The Samarco Mine is the world’s second-largest iron ore mine. It is co-owned by Brazilian iron ore giants BHP Billiton and Vale and produces about 30.5 million tons of iron ore each year, similar to the tonnage expected to be produced by the entire Mesabi Iron Range this year. The exact cause of the disaster is unknown, but the companies were warned there might be trouble with their tailings dam in 2013. The Brazilian government is furious with the companies, both of which are suffering stock selloffs and downgrades in the already tumultuous global iron ore market.

Now, a week later, most missing people have yet to be found and there is a sense of dread across most of Brazil. Unfortunately, the wheels of capitalism don’t stop for sad things. Iron ore companies around the world, rocked by bad news all year long, now sense opportunity, especially here in the United States.

It’s hard to say exactly what this does to the tough environment for Iron Range mines. With 30 million fewer tons of iron ore on the market in the western hemisphere, it stands to reason that North and South American mines will benefit from increased demand for their products. Cliffs Natural Resources stock ticked upward from near-death status earlier this week, so much that a “turnaround” is being cited for the beleaguered mining company. Cliffs operates three mines on the Mesabi, while U.S. Steel and ArcelorMittal operate the other three.

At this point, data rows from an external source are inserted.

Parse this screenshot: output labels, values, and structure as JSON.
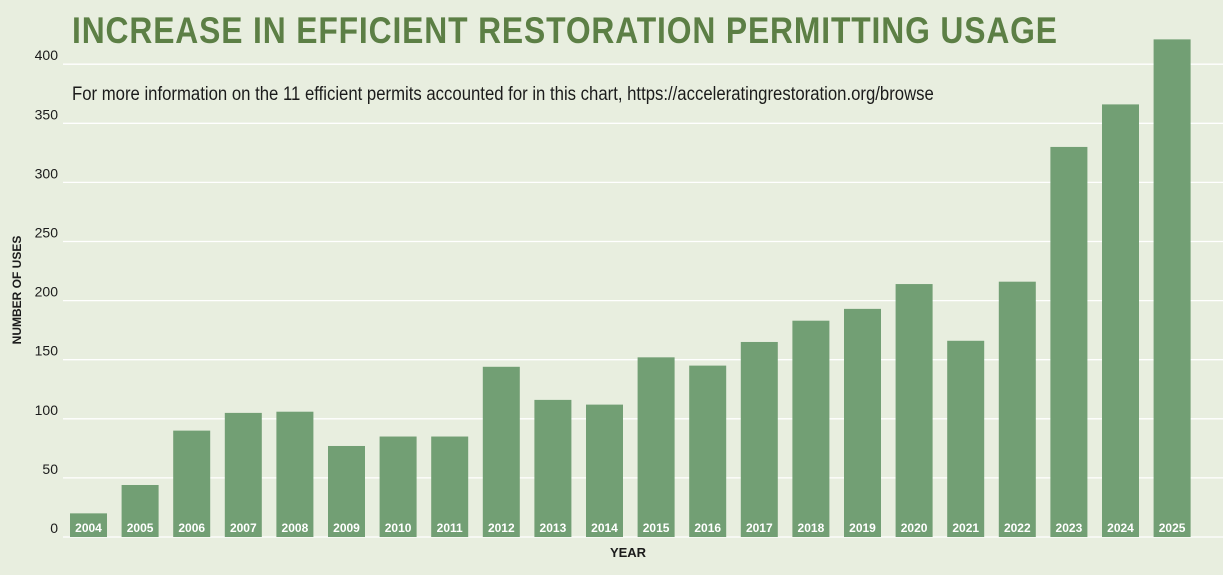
{
  "chart_data": {
    "type": "bar",
    "title": "INCREASE IN EFFICIENT RESTORATION PERMITTING USAGE",
    "subtitle": "For more information on the 11 efficient permits accounted for in this chart, https://acceleratingrestoration.org/browse",
    "xlabel": "YEAR",
    "ylabel": "NUMBER OF USES",
    "categories": [
      "2004",
      "2005",
      "2006",
      "2007",
      "2008",
      "2009",
      "2010",
      "2011",
      "2012",
      "2013",
      "2014",
      "2015",
      "2016",
      "2017",
      "2018",
      "2019",
      "2020",
      "2021",
      "2022",
      "2023",
      "2024",
      "2025"
    ],
    "values": [
      20,
      44,
      90,
      105,
      106,
      77,
      85,
      85,
      144,
      116,
      112,
      152,
      145,
      165,
      183,
      193,
      214,
      166,
      216,
      330,
      366,
      421
    ],
    "yticks": [
      0,
      50,
      100,
      150,
      200,
      250,
      300,
      350,
      400
    ],
    "ylim": [
      0,
      430
    ],
    "grid": true,
    "colors": {
      "bar": "#729f74",
      "title": "#5c7f45",
      "background": "#e8eedf",
      "category_label": "#ffffff"
    }
  }
}
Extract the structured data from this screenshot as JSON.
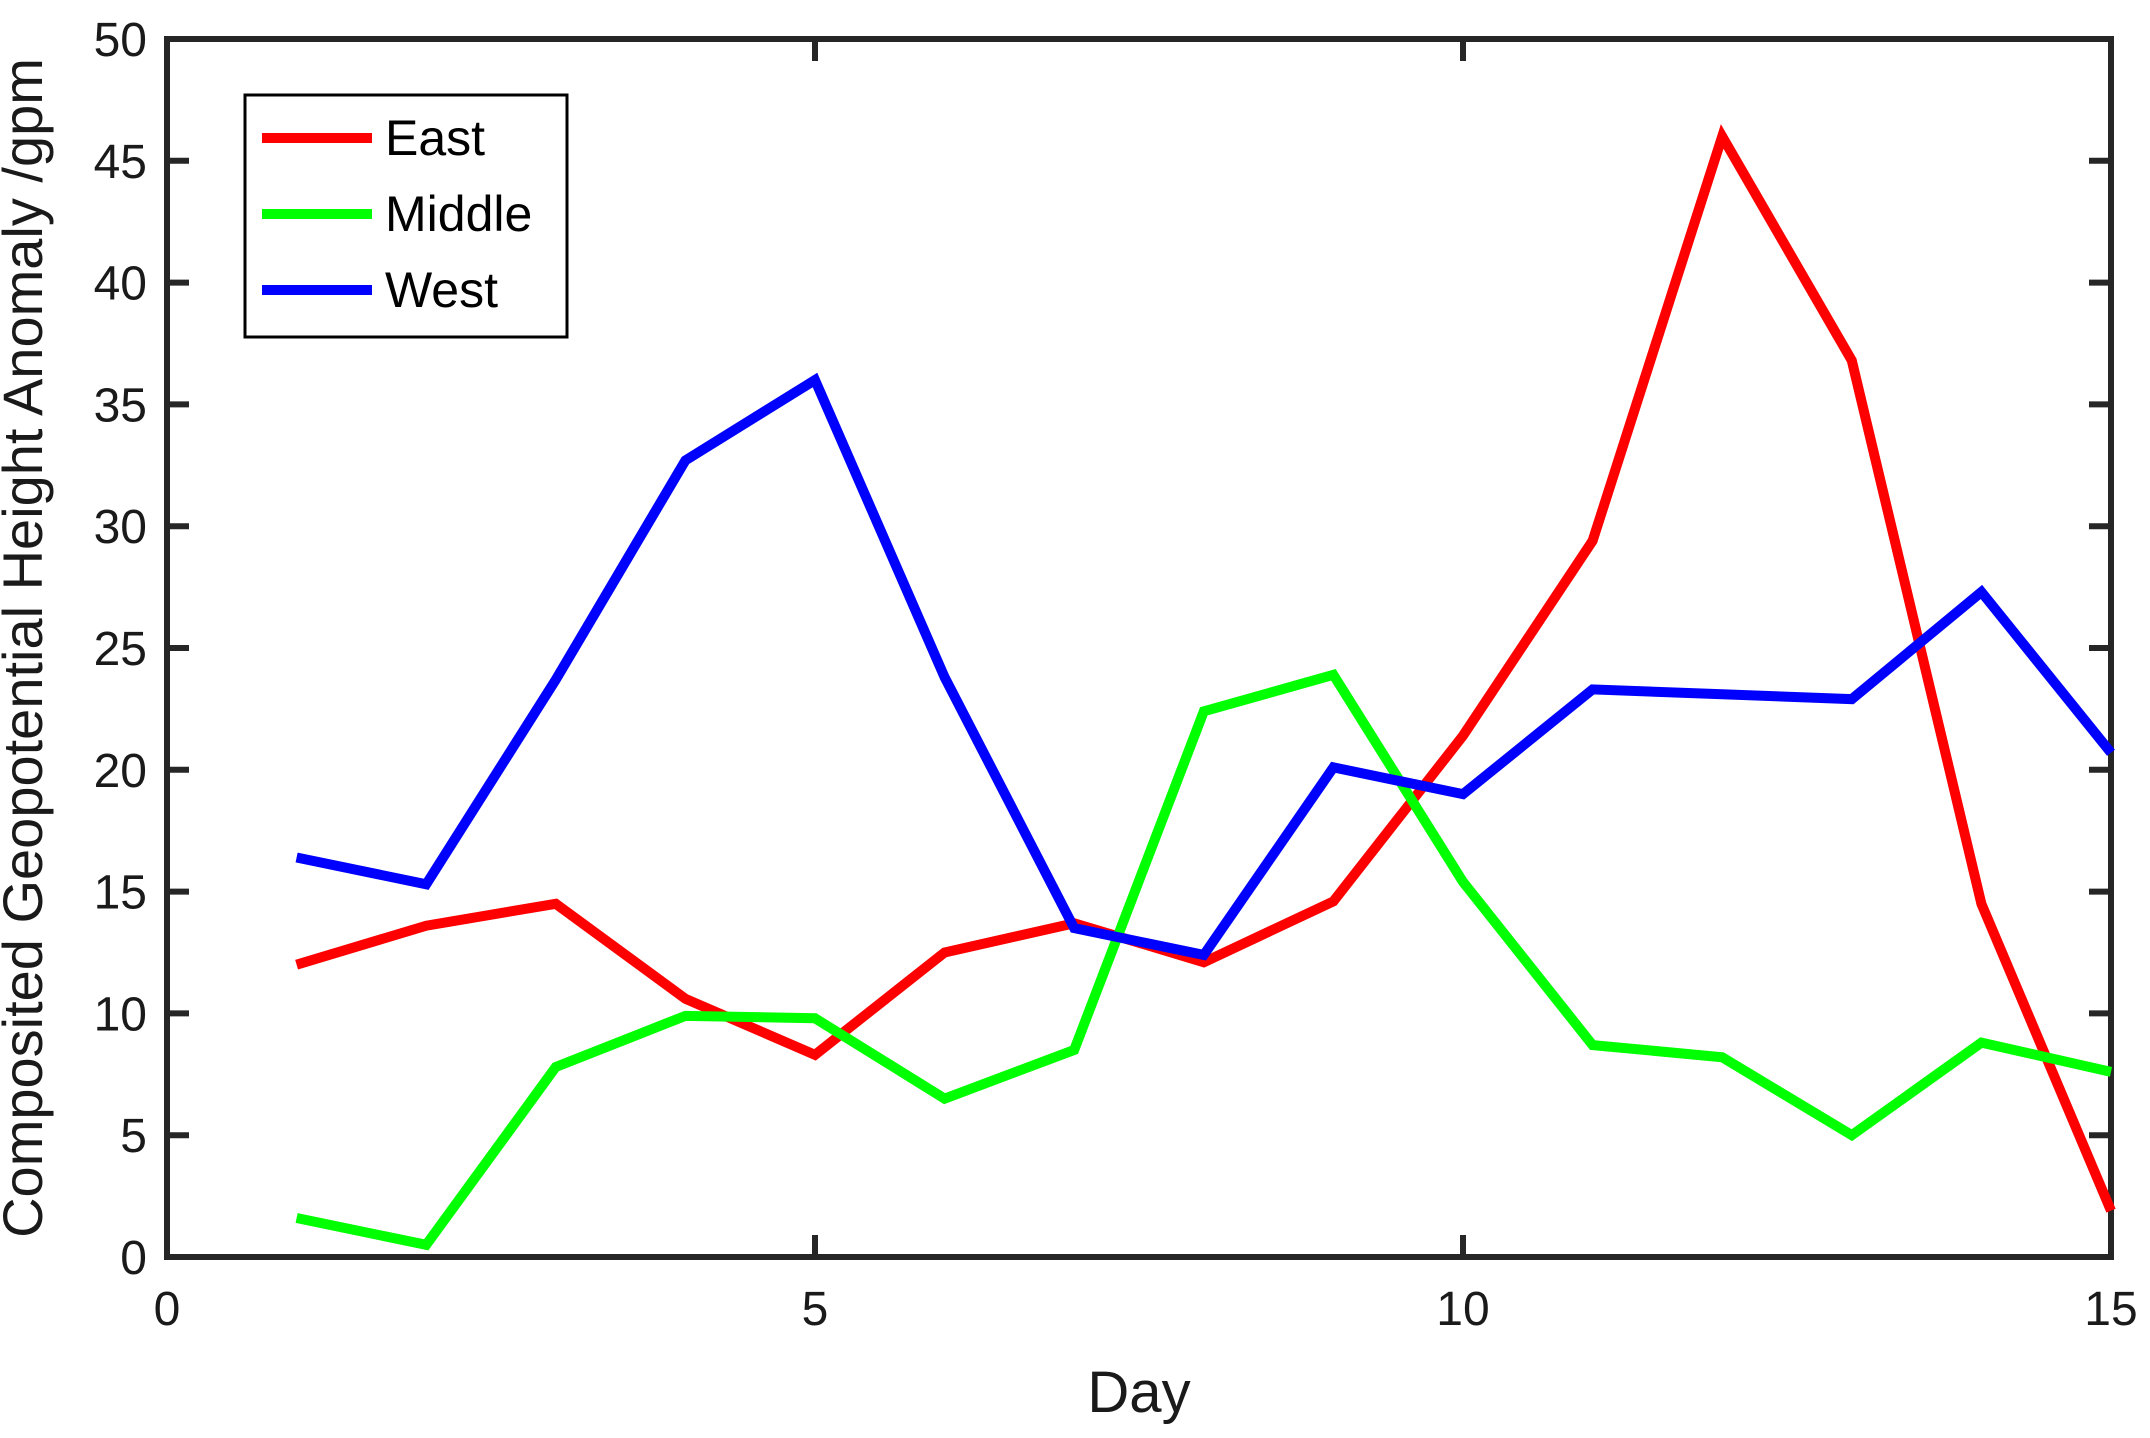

What was looking like a year of total hardship for Iron Range mines now has some small chance of being stable, or at least not as bad as it would have been. Still, it’s sickening that this comes on the heels of something so terrible. And, of course, it is only a matter of time before those 30 million tons go back into the market — from Brazil, or someplace else.

Whatever sense of relief is felt on the Mesabi, know that it is temporary and comes at a price.